Alors que l’armée ukrainienne a entrepris plusieurs opérations au Donbass, les manœuvres d’autodéfense de la Russie semblent déranger le camps atlantiste. Le président américain Joe Biden ayant fait de l’affrontement avec Moscou un pilier de sa doctrine internationale, le risque de voir la région s’embraser s’agrandit.

Si l’attention est aujourd’hui vers la Russie en ce qui concerne les tensions en Europe de l’Est, le fait est que le gouvernement de Kiev, allié de l’Union européenne et de l’administration Biden, a rompu dès le premier avril les accords de Minsk. Le 1er avril au matin, l’armée ukrainienne a tiré au lance-roquettes antichars sur le village d’Alexandrovka, en RPD (République Populaire de Donetsk), endommageant une habitation, alors que l’Ukraine a fait semblant de vouloir un nouveau cessez-le-feu lors de la dernière session du groupe de contact trilatéral.

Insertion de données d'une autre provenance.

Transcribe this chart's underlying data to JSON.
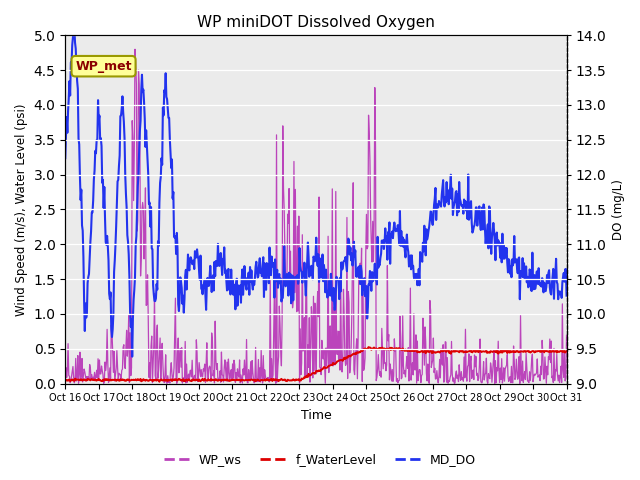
{
  "title": "WP miniDOT Dissolved Oxygen",
  "xlabel": "Time",
  "ylabel_left": "Wind Speed (m/s), Water Level (psi)",
  "ylabel_right": "DO (mg/L)",
  "ylim_left": [
    0.0,
    5.0
  ],
  "ylim_right": [
    9.0,
    14.0
  ],
  "yticks_left": [
    0.0,
    0.5,
    1.0,
    1.5,
    2.0,
    2.5,
    3.0,
    3.5,
    4.0,
    4.5,
    5.0
  ],
  "yticks_right": [
    9.0,
    9.5,
    10.0,
    10.5,
    11.0,
    11.5,
    12.0,
    12.5,
    13.0,
    13.5,
    14.0
  ],
  "xtick_labels": [
    "Oct 16",
    "Oct 17",
    "Oct 18",
    "Oct 19",
    "Oct 20",
    "Oct 21",
    "Oct 22",
    "Oct 23",
    "Oct 24",
    "Oct 25",
    "Oct 26",
    "Oct 27",
    "Oct 28",
    "Oct 29",
    "Oct 30",
    "Oct 31"
  ],
  "color_ws": "#BB44BB",
  "color_wl": "#DD0000",
  "color_do": "#2233EE",
  "legend_label_ws": "WP_ws",
  "legend_label_wl": "f_WaterLevel",
  "legend_label_do": "MD_DO",
  "annotation_text": "WP_met",
  "annotation_bg": "#FFFF99",
  "annotation_border": "#999900",
  "bg_color": "#EBEBEB",
  "linewidth_ws": 0.9,
  "linewidth_wl": 1.4,
  "linewidth_do": 1.5,
  "n_points": 720
}
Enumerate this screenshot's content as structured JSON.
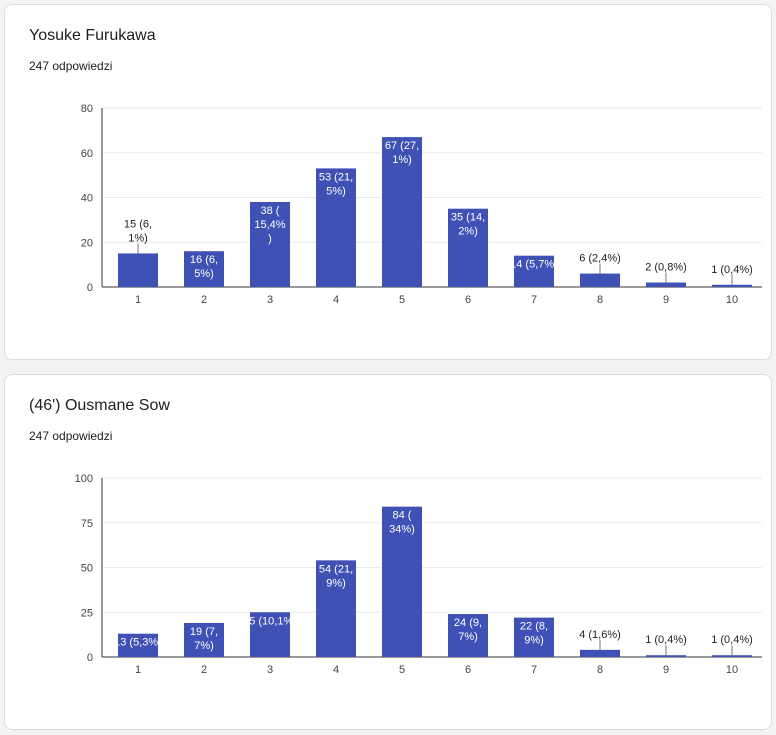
{
  "cards": [
    {
      "title": "Yosuke Furukawa",
      "subtitle": "247 odpowiedzi",
      "chart_data": {
        "type": "bar",
        "categories": [
          "1",
          "2",
          "3",
          "4",
          "5",
          "6",
          "7",
          "8",
          "9",
          "10"
        ],
        "values": [
          15,
          16,
          38,
          53,
          67,
          35,
          14,
          6,
          2,
          1
        ],
        "data_labels": [
          [
            "15 (6,",
            "1%)"
          ],
          [
            "16 (6,",
            "5%)"
          ],
          [
            "38 (",
            "15,4%",
            ")"
          ],
          [
            "53 (21,",
            "5%)"
          ],
          [
            "67 (27,",
            "1%)"
          ],
          [
            "35 (14,",
            "2%)"
          ],
          [
            "14 (5,7%)"
          ],
          [
            "6 (2,4%)"
          ],
          [
            "2 (0,8%)"
          ],
          [
            "1 (0,4%)"
          ]
        ],
        "yticks": [
          0,
          20,
          40,
          60,
          80
        ],
        "ylim": [
          0,
          80
        ],
        "title": "",
        "xlabel": "",
        "ylabel": "",
        "grid": true,
        "bar_color": "#3f51b5"
      }
    },
    {
      "title": "(46') Ousmane Sow",
      "subtitle": "247 odpowiedzi",
      "chart_data": {
        "type": "bar",
        "categories": [
          "1",
          "2",
          "3",
          "4",
          "5",
          "6",
          "7",
          "8",
          "9",
          "10"
        ],
        "values": [
          13,
          19,
          25,
          54,
          84,
          24,
          22,
          4,
          1,
          1
        ],
        "data_labels": [
          [
            "13 (5,3%)"
          ],
          [
            "19 (7,",
            "7%)"
          ],
          [
            "25 (10,1%)"
          ],
          [
            "54 (21,",
            "9%)"
          ],
          [
            "84 (",
            "34%)"
          ],
          [
            "24 (9,",
            "7%)"
          ],
          [
            "22 (8,",
            "9%)"
          ],
          [
            "4 (1,6%)"
          ],
          [
            "1 (0,4%)"
          ],
          [
            "1 (0,4%)"
          ]
        ],
        "yticks": [
          0,
          25,
          50,
          75,
          100
        ],
        "ylim": [
          0,
          100
        ],
        "title": "",
        "xlabel": "",
        "ylabel": "",
        "grid": true,
        "bar_color": "#3f51b5"
      }
    }
  ]
}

Face à la réaction Russe de mobilisation des forces à la frontière, Kiev crie à l’agression. L’Ukraine accuse la Russie d’accumuler des milliers de militaires aux frontières nord et est, ainsi qu’en Crimée, péninsule annexée par Moscou en 2014. Selon Kiev, Moscou peut désormais compter sur la présence de 28 000 combattants séparatistes et plus de 2000 conseillers militaires et instructeurs russes dans les territoires sous contrôle rebelle dans l’est de l’Ukraine, ainsi que sur 33 000 militaires en Crimée.

Le président américain Joe Biden a promis vendredi à son homologue ukrainien, Volodymyr Zelensky, de soutenir la souveraineté de l’Ukraine face à la Russie, au cours d’un échange téléphonique, selon le compte-rendu de la Maison Blanche. Une déclaration qui n’a pas été du goût du département de Lavrov.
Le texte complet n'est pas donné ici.